Geçtiğimiz hafta yazımın başlığı "Futbolumuzun Başı Ağırıyor" idi.
Süper Ligimiz’de sorunlar var. Hala standartı yakalayamadığımız “VAR” konusu futbolumuzda hiç beklemediğimiz sorunlu bir görüntü yansıtıyor. Ta başından beri VAR konusunda tam hazır olmadan aceleci bir uygulamayla yola çıktık. Hakemlerimiz şu anda VAR’ı olması gerektiği gibi kullanamıyorlar.
Onuncu haftasını tamamladığımız Süper Ligimiz’in ilk beş haftasında hakemlerimiz oyun içinde birçok pozisyonda VAR’a sık sık başvurularıyla futbolcular üzerinde alışkanlık oluşturdular. Öyle ki, zaman zaman futbolcular, hakemin VAR’a başvurması için zorladıklarını çok gördük. VAR’ı kolay kullanan hakemlerimiz, oyun içinde kendilerinin verebilecekleri kararlarda bile kolay yolu seçerek VAR’a başvurdular.

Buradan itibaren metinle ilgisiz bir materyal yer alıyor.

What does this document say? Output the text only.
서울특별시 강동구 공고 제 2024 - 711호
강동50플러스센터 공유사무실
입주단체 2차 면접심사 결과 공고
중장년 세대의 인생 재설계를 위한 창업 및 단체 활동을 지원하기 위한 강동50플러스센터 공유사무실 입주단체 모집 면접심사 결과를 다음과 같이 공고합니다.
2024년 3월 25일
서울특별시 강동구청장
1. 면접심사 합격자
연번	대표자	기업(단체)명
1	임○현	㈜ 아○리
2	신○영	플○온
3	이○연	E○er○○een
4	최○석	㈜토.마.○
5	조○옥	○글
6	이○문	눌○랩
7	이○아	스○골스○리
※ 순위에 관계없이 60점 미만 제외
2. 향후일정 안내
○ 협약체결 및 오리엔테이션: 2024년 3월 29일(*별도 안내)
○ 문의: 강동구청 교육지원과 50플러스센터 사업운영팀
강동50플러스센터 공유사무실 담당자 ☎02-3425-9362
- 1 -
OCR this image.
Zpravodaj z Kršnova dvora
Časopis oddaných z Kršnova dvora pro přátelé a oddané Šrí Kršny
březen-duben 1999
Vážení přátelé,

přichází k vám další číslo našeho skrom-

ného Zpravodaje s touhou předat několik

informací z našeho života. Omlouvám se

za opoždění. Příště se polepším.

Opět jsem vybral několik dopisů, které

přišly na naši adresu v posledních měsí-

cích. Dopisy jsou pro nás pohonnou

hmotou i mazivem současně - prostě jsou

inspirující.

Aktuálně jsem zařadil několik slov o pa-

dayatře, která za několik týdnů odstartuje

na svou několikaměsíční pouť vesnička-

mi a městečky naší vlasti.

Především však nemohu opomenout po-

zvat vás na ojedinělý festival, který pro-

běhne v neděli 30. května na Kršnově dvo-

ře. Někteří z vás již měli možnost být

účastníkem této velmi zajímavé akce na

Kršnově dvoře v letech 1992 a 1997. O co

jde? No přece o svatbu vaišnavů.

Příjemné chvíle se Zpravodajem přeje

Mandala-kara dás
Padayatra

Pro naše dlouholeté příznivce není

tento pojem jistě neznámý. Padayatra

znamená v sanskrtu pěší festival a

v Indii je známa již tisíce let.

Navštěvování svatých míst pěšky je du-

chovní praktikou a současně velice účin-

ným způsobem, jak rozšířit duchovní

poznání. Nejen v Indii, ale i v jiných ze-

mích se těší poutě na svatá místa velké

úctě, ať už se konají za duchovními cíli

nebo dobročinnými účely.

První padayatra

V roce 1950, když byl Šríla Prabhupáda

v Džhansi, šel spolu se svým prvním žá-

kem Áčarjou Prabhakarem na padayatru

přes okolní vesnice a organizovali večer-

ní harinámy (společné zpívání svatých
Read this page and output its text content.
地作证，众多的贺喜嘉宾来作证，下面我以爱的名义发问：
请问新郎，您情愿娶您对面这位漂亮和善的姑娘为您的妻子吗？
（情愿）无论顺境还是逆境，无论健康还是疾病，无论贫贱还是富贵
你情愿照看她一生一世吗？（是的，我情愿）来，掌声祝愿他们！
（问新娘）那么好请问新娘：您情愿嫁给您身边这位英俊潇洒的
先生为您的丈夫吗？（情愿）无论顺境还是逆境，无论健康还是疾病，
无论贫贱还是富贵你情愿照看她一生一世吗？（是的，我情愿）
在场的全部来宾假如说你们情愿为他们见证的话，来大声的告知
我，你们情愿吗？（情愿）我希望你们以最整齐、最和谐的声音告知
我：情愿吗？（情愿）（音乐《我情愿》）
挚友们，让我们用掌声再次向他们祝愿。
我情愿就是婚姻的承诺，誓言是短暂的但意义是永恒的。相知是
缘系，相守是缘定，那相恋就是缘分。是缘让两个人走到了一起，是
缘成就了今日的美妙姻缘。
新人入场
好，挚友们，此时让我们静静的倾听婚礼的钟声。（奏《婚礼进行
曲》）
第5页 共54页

Bu konu çok eleştirlldi. Bu eleştiriler sonrasında Süper Ligimiz’in son beş haftasında hakemlerimizin VAR’ı kullanmaktaki kolaycılıkları tamamen tersine döndü. Bu kez de VAR kullanma konusuda iyice “ketum” davranmaya başladılar. VAR’a başvurmadıkları birçok konuda yoğun olarak eleştirildiler. Burada, bir parallel uygulama biçiminin varlığı da iyice hissedilmeye başladı. Hakemler oyun içinde birçok pozisyonda VAR’a başvurmadıkları gibi, VAR hakemleri de o pozisyonlarda hakemleri uyarma konusuna pek hassasiyet göstermediler. Açıkçası bu durum, ilk beş haftanın tam tersi eleştirilerin, iyice ayyuka çıkamasına yolaçtı. VAR bu kez daha çok eleştirilmeye başlandı.
VAR konusu sadece bizde değil, Avrupa’da başta Fransa olmak üzere birkaç ülkede de tartışılıyor. O ülkelerde futbolcular, takımlar ve teknik adamlardan VAR konusundaki şikayetleri giderek artmaya başladı.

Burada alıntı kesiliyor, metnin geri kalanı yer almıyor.